Pensions for the self-employed
- Service
- Nationwide
- Public service
If you are self-employed, you have to take care of your obligatory pension insurance yourself. Your pension contributions and your future pension depends on your estimate of how much you will earn from your self-employment. That amount is called your confirmed income from self-employment.
Your pension insurance for self-employed workers secures your income
- when you get old,
- when you fall ill, ...
Do the following
If you do self-employed work on the side or if it is seasonal but meets the requirements of self-employment set out in the law, you have to take out insurance. In other words, the same rule applies if you are a small-scale self-employed person.
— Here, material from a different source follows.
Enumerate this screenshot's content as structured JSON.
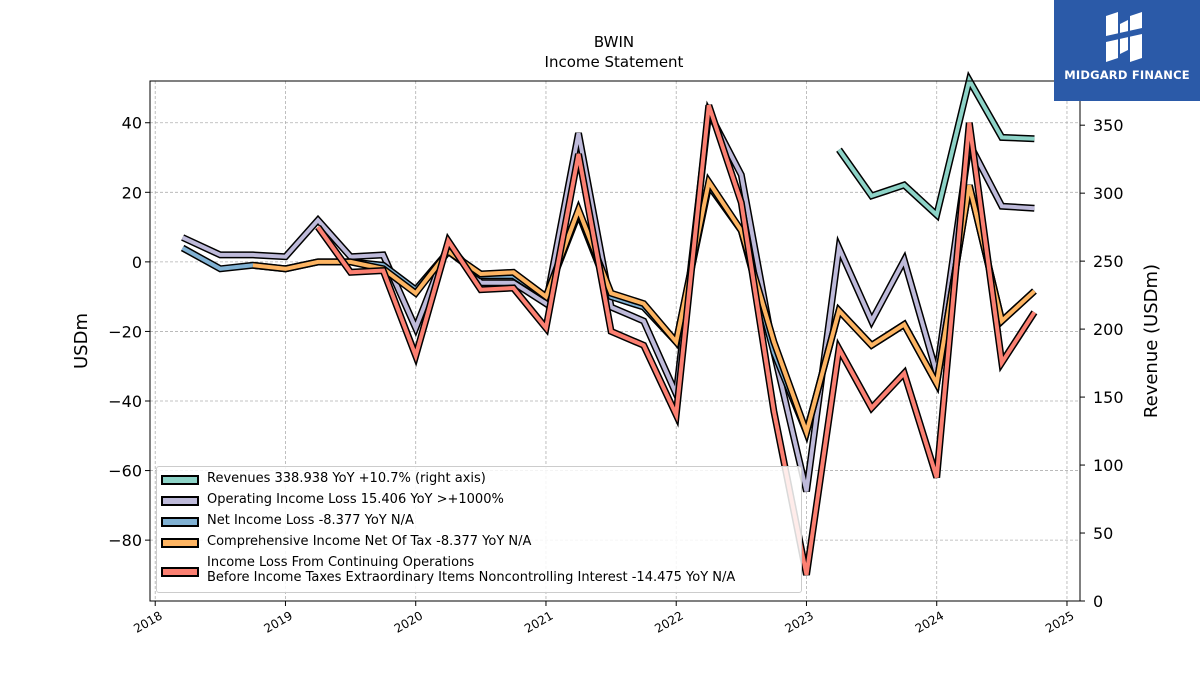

You have to take out insurance for your self-employment if:
- you are between 18 and 69 years old,
- you work in your own company,
- you have worked as a self-employed for at least four months without interruptions after you have turned 18, and
- your confirmed income from work is at least 9,423 euros per year (in 2026).
Your confirmed income is your estimate of how much you will earn from your self-employment.
As a self-employed worker, you have to take out pension insurance under the Self-employed Persons’ Pensions Act within six months from the date on which you start your self-employment. You can choose which pension insurance company or pension insurance fund (if there is one in your line of business) that you want to insure yourself in. You cannot replace the statutory pension insurance for self-employed workers with voluntary pension insurance.
If you are self-employed and have employees, you have to insure them, as well.
If you earn your living from agriculture or get a grant in the arts or sciences, you have to take out your pension insurance with the Farmers’ Social Insurance Institution Mela.